Intelligent workload placement used to be a challenge. Systems such as VMware’;s DRS provided simplicity. Operations managers take workload placement to another level.
Ops Managers maintain a holistic view of DC performance and health. They have a large base of information to make decisions on. The more sources of data the better the output. Detection of possible failure conditions can trigger an automatic evacuation.
OPs managers provide a range of capabilities outside of workload placement. Through, intelligent placement is the focus of this article.
Workload placement on premises is somewhat straightforward. Historic and current performance characteristics provide the basis for a decision. These decisions can be reactive or proactive.
At the end of each month, a finance server experiences heavy load for 2 days. This is easy to identify a pattern. An Ops manager can free up resources, or move the server to higher tier storage. After the 2 days, the server can go back to lower tier storage or move to a host with more VM density.
A simple PowerShell script could also achieve the above. But that’;s a static decision. It caters for the environment as was, not as it is.
Infrastructure has a finite capacity. Workloads that have higher demands, cost more to run. This capacity can be the network, disk or compute. As integration increases, we see further improvement in decisions.
Public Cloud Placement
Hybrid cloud is a new kettle of fish. There are more factors to consider, some of which are outside our control.

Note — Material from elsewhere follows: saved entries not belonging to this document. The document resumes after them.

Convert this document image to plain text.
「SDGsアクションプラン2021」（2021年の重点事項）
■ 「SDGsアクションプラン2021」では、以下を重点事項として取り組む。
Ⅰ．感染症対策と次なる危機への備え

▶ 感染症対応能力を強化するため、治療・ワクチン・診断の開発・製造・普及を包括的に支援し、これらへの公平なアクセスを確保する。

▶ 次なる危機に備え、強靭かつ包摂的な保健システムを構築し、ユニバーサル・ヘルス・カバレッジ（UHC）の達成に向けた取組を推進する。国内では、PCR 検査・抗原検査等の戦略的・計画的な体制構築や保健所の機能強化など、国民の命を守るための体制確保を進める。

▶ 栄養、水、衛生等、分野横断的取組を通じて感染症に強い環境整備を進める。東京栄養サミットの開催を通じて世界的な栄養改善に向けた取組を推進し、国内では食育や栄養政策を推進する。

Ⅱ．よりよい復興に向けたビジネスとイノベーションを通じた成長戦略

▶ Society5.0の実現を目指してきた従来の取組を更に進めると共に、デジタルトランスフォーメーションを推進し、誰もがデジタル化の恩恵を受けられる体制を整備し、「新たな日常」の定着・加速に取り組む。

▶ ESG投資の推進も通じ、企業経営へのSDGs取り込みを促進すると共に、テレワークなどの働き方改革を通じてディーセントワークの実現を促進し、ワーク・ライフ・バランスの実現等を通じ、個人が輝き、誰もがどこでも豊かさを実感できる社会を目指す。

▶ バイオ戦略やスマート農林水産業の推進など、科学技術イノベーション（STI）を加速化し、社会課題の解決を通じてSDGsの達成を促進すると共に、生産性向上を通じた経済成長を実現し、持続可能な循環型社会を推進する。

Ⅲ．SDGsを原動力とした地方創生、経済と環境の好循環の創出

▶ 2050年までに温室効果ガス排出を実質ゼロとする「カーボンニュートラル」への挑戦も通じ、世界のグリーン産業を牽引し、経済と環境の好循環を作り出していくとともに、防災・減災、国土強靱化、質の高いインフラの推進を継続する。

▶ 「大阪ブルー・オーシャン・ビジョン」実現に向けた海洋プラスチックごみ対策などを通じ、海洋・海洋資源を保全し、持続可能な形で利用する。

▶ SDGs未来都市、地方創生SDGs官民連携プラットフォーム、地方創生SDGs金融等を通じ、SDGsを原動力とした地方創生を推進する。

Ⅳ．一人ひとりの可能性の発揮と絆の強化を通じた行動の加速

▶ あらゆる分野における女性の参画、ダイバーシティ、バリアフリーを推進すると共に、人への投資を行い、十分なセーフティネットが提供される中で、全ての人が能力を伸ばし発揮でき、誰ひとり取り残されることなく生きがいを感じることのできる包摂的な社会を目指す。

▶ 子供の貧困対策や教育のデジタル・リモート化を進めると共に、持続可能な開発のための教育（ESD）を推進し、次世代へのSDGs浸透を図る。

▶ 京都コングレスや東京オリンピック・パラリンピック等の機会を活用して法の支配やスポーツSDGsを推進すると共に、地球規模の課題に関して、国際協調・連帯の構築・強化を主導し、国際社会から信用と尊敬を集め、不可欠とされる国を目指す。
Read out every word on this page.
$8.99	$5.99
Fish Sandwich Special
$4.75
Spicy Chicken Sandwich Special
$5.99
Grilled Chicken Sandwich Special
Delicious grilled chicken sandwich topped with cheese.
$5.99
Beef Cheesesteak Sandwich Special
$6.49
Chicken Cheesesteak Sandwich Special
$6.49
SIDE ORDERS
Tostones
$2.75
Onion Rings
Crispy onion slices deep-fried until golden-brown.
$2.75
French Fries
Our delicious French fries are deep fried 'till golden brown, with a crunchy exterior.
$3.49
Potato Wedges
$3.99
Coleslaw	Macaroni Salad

The cost model changes as well. The capacity of the cloud provider is unknown. Workloads are on shared infrastructure. We have no visibility into performance metrics.
Workloads have varying running costs, dependent on how they consume resources. As your business consumes more services, the financial cost becomes significant.
We face the challenge, of per second billing on some services. Monitoring the time it takes to consume FaaS is difficult. Understanding the best place to run this function day to day is even more difficult.
For an OPs manager, retrieving current pricing from a cloud provider is a simple GET away. The challenge is understanding the best placement for a workload. Conditions are changing, patterns are not always as clear.
This doesn’;t mean an Ops manager is less effective with cloud-based workloads. There is still valuable. It placements more emphasis on correct policy construction.
Dependency on Policy
Ops managers contain a lot of intelligence. This intelligence is somewhat generic. Out of the box, the software will have a baseline configuration. This baseline fits many purposes. But there are always snowflakes.
In our Software Defined world, policies are critical. We are trusting software to make changes without constant interaction. In a way, the SDDC is more akin to a Policy Defined Data Centre. We use policy to build the framework on how workloads should run.
In the scope of this article, as engineers we use policy to guide our Ops manager. We can make sure it always places two workloads together. We can’;t expect our Ops manager to know an application requires 2ms latency or less. Or that it crashes during a migration.
There are conditions known to application owners, which could cause failure. We would construct policy to prevent these conditions.
With policy comes complexity. Policies are powerful and required. But introduce too many and you might reduce the effectiveness of an Ops manager. Each policy is a constraint on the platform. This isn’;t bad, just that too many constraints lower functionality.
Container Use Case
Back on the old PTC (can you tell I write while commuting?). We are running our web servers on containers. We have an on-premises DC, with AWS and Azure providing cloud services.
If latency between our Web servers and on-prem application services exceeds 50ms. User experience degrades. We configure a policy that the containers must be within 50ms of application servers. This policy also states to run on the cheapest location. This second part does not carry as much weight as the first.
Current AWS is the cheapest for our Web Server containers. Latency is at 20ms. Both conditions are met.
During normal operation, our link to AWS sees a latency increase. Latency is now past our 50ms threshold. Our OPs management platform records the change and flags the condition. The action of raising a condition starts an action.
The action checks pricing of other cloud providers and on prem. Azure is the next cheapest option. Latency to Azure is within policy spec.
Now that the action has a location which meets policy. Our Ops manager places a recommendation. Move web server containers to Azure. Using the magic of API, the orchestration platform carries out the task.
Web server containers get spun up in Azure and torn down in AWS.
There is more behind the scenes to make a scenario like this to happen. As the containers are public facing. The action is likely to have contacted the load balancer to redirect traffic.
The purpose of the use case is to demonstrate the increasing value of Ops manager platforms. With the proper use of policy, we are able to ensure the best placement, even with hybrid cloud.